- The paper introduces ROIFormer, which integrates semantic cues with local adaptive attention to enhance self-supervised monocular depth estimation.
- The method restricts attention to learnable local regions, reducing computational overhead and accelerating convergence for precise depth predictions.
- Evaluated on the KITTI dataset, ROIFormer achieves state-of-the-art metrics with reduced complexity and real-time performance compared to global attention methods.
Introduction
The paper introduces ROIFormer, a semantic-aware region of interest transformer designed to enhance self-supervised monocular depth estimation. The approach leverages semantic segmentation cues to guide local adaptive attention, enabling efficient and discriminative feature fusion between depth and semantic domains. Unlike global or unconstrained deformable attention mechanisms, ROIFormer restricts attention to learnable local regions, improving both computational efficiency and convergence speed. The method is evaluated on the KITTI dataset, demonstrating state-of-the-art performance in self-supervised monocular depth estimation.
Methodology
Self-Supervised Depth Estimation Framework
The proposed framework utilizes consecutive monocular frames to jointly learn depth and pose via photometric and smoothness losses. Semantic segmentation is incorporated as an auxiliary task, with both branches sharing a common encoder backbone. The depth and semantic features are fused using the ROIFormer module, which operates at multiple scales and semantic levels.

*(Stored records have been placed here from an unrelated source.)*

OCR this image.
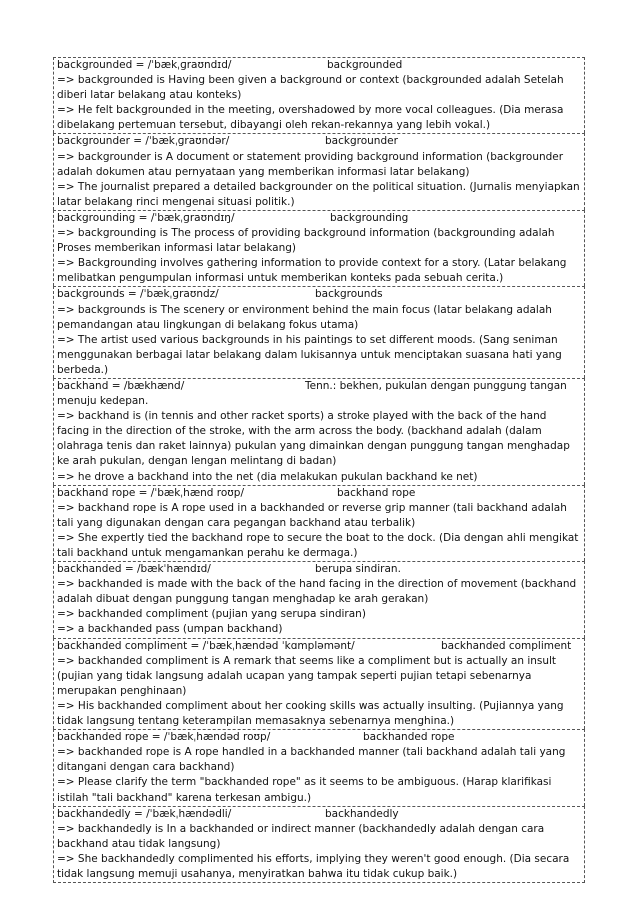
backgrounded = /ˈbækˌɡraʊndɪd/	backgrounded
=> backgrounded is Having been given a background or context (backgrounded adalah Setelah diberi latar belakang atau konteks)
=> He felt backgrounded in the meeting, overshadowed by more vocal colleagues. (Dia merasa dibelakang pertemuan tersebut, dibayangi oleh rekan-rekannya yang lebih vokal.)
backgrounder = /ˈbækˌɡraʊndər/	backgrounder
=> backgrounder is A document or statement providing background information (backgrounder adalah dokumen atau pernyataan yang memberikan informasi latar belakang)
=> The journalist prepared a detailed backgrounder on the political situation. (Jurnalis menyiapkan latar belakang rinci mengenai situasi politik.)
backgrounding = /ˈbækˌɡraʊndɪŋ/	backgrounding
=> backgrounding is The process of providing background information (backgrounding adalah Proses memberikan informasi latar belakang)
=> Backgrounding involves gathering information to provide context for a story. (Latar belakang melibatkan pengumpulan informasi untuk memberikan konteks pada sebuah cerita.)
backgrounds = /ˈbækˌɡraʊndz/	backgrounds
=> backgrounds is The scenery or environment behind the main focus (latar belakang adalah pemandangan atau lingkungan di belakang fokus utama)
=> The artist used various backgrounds in his paintings to set different moods. (Sang seniman menggunakan berbagai latar belakang dalam lukisannya untuk menciptakan suasana hati yang berbeda.)
backhand = /bækhænd/	Tenn.: bekhen, pukulan dengan punggung tangan menuju kedepan.
=> backhand is (in tennis and other racket sports) a stroke played with the back of the hand facing in the direction of the stroke, with the arm across the body. (backhand adalah (dalam olahraga tenis dan raket lainnya) pukulan yang dimainkan dengan punggung tangan menghadap ke arah pukulan, dengan lengan melintang di badan)
=> he drove a backhand into the net (dia melakukan pukulan backhand ke net)
backhand rope = /ˈbækˌhænd roʊp/	backhand rope
=> backhand rope is A rope used in a backhanded or reverse grip manner (tali backhand adalah tali yang digunakan dengan cara pegangan backhand atau terbalik)
=> She expertly tied the backhand rope to secure the boat to the dock. (Dia dengan ahli mengikat tali backhand untuk mengamankan perahu ke dermaga.)
backhanded = /bækˈhændɪd/	berupa sindiran.
=> backhanded is made with the back of the hand facing in the direction of movement (backhand adalah dibuat dengan punggung tangan menghadap ke arah gerakan)
=> backhanded compliment (pujian yang serupa sindiran)
=> a backhanded pass (umpan backhand)
backhanded compliment = /ˈbækˌhændəd ˈkɑmpləmənt/	backhanded compliment
=> backhanded compliment is A remark that seems like a compliment but is actually an insult (pujian yang tidak langsung adalah ucapan yang tampak seperti pujian tetapi sebenarnya merupakan penghinaan)
=> His backhanded compliment about her cooking skills was actually insulting. (Pujiannya yang tidak langsung tentang keterampilan memasaknya sebenarnya menghina.)
backhanded rope = /ˈbækˌhændəd roʊp/	backhanded rope
=> backhanded rope is A rope handled in a backhanded manner (tali backhand adalah tali yang ditangani dengan cara backhand)
=> Please clarify the term "backhanded rope" as it seems to be ambiguous. (Harap klarifikasi istilah "tali backhand" karena terkesan ambigu.)
backhandedly = /ˈbækˌhændədli/	backhandedly
=> backhandedly is In a backhanded or indirect manner (backhandedly adalah dengan cara backhand atau tidak langsung)
=> She backhandedly complimented his efforts, implying they weren't good enough. (Dia secara tidak langsung memuji usahanya, menyiratkan bahwa itu tidak cukup baik.)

ROIFormer introduces a region-of-interest (ROI) guided deformable attention mechanism. For each query point in the depth feature map, a local ROI is inferred from the semantic feature map using lightweight linear functions. Attention is then performed only within this ROI, focusing on the most relevant semantic features and excluding irrelevant points. This local constraint reduces the search space, leading to more selective feature learning and faster convergence.
Figure 1: Speed-Accuracy trade-off curve, illustrating the efficiency of ROIFormer compared to other attention mechanisms.
The attention module is extended to a multi-head and hierarchical structure, enabling information distillation across different semantic levels. The fusion process is formalized as:
Fusion⟨fi​,bi​⟩=j∈Ω(bi​)∑​Ai,j​Wi,j​fpi​+Δpi​​
where bi​ denotes the ROI for query fi​, and Ω(bi​) is the set of sampled key-value pairs within the ROI.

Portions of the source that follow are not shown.